Ljubljana: Slovenian capital boasts 17 beautiful bridges
Whether viewed from the castle tower or from the streets and walkways that hug the Ljubljanica River below, the capital of Slovenia is a visual treat.
A whole day can be spent exploring some of Ljubljana’s most impressive features — its 17 bridges.
The city is well-known for its bridges, and several connect the old town and the newer parts of the city from the river that divides them.
One of the more beautiful is the Triple Bridge, comprising three walkways that allow adventure seekers to cross over to the old town’s Preseren Square, the city’s main gathering place.
The square is situated among beautifully constructed 20th-century buildings. In the middle is a statue of Slovenian poet France Preseren.
Head east down the river to what probably is the city’s most popular and eclectic crossing, the Dragon Bridge.
Green dragons sit at each corner of the bridge, which was constructed in 1901 over the original wooden bridge, built in 1819.
Against the backdrop of the castle and the pillars and dome of the nearby Cathedral of St. Nicholas, the dragons create a magical scene, even though the bridge is used for motorized traffic.
The many other bridges serve mainly pedestrians; each has a particular feature that distinguishes it from the others. For example, the Butcher’s Bridge is lined with glass walkways that give a view of the river below. The support cables are decorated with padlocks placed there by visitors.
The riverbanks on Saturdays are dramatically different than on Sundays.

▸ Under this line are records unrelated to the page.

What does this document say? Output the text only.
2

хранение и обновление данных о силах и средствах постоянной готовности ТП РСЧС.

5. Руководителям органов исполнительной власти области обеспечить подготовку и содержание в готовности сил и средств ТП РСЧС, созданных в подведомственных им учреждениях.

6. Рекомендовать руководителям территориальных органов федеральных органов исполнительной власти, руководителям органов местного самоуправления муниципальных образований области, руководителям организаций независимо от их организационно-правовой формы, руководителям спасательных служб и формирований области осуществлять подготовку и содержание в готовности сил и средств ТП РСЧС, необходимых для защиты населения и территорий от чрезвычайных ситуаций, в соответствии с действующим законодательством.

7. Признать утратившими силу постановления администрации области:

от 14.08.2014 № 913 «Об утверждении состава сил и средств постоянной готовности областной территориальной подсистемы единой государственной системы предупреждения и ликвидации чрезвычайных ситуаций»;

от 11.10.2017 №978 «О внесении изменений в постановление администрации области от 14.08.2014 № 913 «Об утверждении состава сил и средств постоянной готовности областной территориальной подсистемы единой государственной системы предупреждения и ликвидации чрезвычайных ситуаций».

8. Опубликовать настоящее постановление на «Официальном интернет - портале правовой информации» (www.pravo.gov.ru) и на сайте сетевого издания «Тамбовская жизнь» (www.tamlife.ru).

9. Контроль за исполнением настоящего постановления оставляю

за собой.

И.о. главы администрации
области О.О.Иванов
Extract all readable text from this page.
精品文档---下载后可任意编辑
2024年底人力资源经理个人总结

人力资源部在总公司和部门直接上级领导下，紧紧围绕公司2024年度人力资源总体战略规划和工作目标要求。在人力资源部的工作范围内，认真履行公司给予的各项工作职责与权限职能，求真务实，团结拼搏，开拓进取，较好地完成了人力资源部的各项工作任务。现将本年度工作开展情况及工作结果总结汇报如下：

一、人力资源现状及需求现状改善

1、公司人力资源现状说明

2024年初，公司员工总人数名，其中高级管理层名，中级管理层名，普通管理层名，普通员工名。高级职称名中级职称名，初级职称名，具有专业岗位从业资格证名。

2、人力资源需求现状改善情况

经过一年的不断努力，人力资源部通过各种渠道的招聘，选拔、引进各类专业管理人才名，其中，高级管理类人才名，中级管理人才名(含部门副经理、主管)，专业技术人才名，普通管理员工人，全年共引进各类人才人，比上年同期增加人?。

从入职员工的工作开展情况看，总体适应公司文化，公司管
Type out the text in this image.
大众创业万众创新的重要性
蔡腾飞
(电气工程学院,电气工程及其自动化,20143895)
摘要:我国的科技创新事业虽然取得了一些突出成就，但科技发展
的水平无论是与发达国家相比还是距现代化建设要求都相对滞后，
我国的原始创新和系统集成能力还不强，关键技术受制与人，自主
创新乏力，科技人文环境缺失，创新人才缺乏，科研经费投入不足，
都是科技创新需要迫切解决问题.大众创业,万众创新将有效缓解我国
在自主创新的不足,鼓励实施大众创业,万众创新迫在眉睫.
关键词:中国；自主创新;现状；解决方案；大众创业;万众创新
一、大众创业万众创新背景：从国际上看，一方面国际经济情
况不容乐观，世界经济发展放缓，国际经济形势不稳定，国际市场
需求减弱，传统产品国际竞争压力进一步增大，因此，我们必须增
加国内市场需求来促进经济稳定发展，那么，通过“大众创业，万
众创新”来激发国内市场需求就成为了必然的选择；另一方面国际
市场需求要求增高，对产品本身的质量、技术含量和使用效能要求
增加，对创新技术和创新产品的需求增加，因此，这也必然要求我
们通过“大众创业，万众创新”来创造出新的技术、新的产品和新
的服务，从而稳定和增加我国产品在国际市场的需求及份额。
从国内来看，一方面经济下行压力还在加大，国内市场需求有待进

On Saturdays, outdoor cafes are filled. Restaurants offer traditional Slovenian stews and goulash, and street musicians bring the riverside to life.
Every day but Sundays, you can venture through the stalls and stands of the central market, which offer fruits, vegetables, fish and many other delights.
On Sundays, from 8 a.m. to 1 p.m., the banks turn into a flea market, with vendors lining the river, starting at the Cobbler’s Bridge, which is fashioned with pillars and lamps. Sometimes referred to as the Shoemakers’ Bridge, it was named for the shoemakers whose booths once occupied the bridge.
The vendors line up behind more than a dozen tables. Among all the wares, you might find a piece of history worth holding on to or a knickknack you can’t live without, from beautiful paintings to a ship’s wheel.
Your exploration shouldn’t stop there. On a hilltop not far from the river, Ljubljana Castle defends the city.
Depending on your aversion to heights, two methods can be used to get there: Walk through the streets of the old town, or take the funicular up the hill. Pulled by a cable on a set of rails, the funicular car offers 360-degree views of the city.
Visit the prison cells inside the castle or take in the astounding view from the castle’s clock tower or terrace.
No matter how you decide to see Ljubljana, the two-hour trip from Aviano, Italy, is well worth it.
Getting there: Ljubljana Castle, Grajska planota 1, 1000 Ljubljana, Slovenia
Times: Opening and closing times vary depending on the month, but the castle and funicular are open daily.
Costs: Price for castle and funicular ride is 8 euros for adults, 5 euros for children 7-18, and 21 euros for families. Parking along the river costs 1.20 euros per hour during the week, 7 a.m. to 7 p.m. Depending on where you get on the autostrada you’ll be required to pay one toll. The vignette price for a car, valid for one week, is 15 euros when you enter Slovenia. Weekend parking is free along the river in designated parking spots.
Food: There are plenty of dining choices along the river. There is one restaurant located in the castle.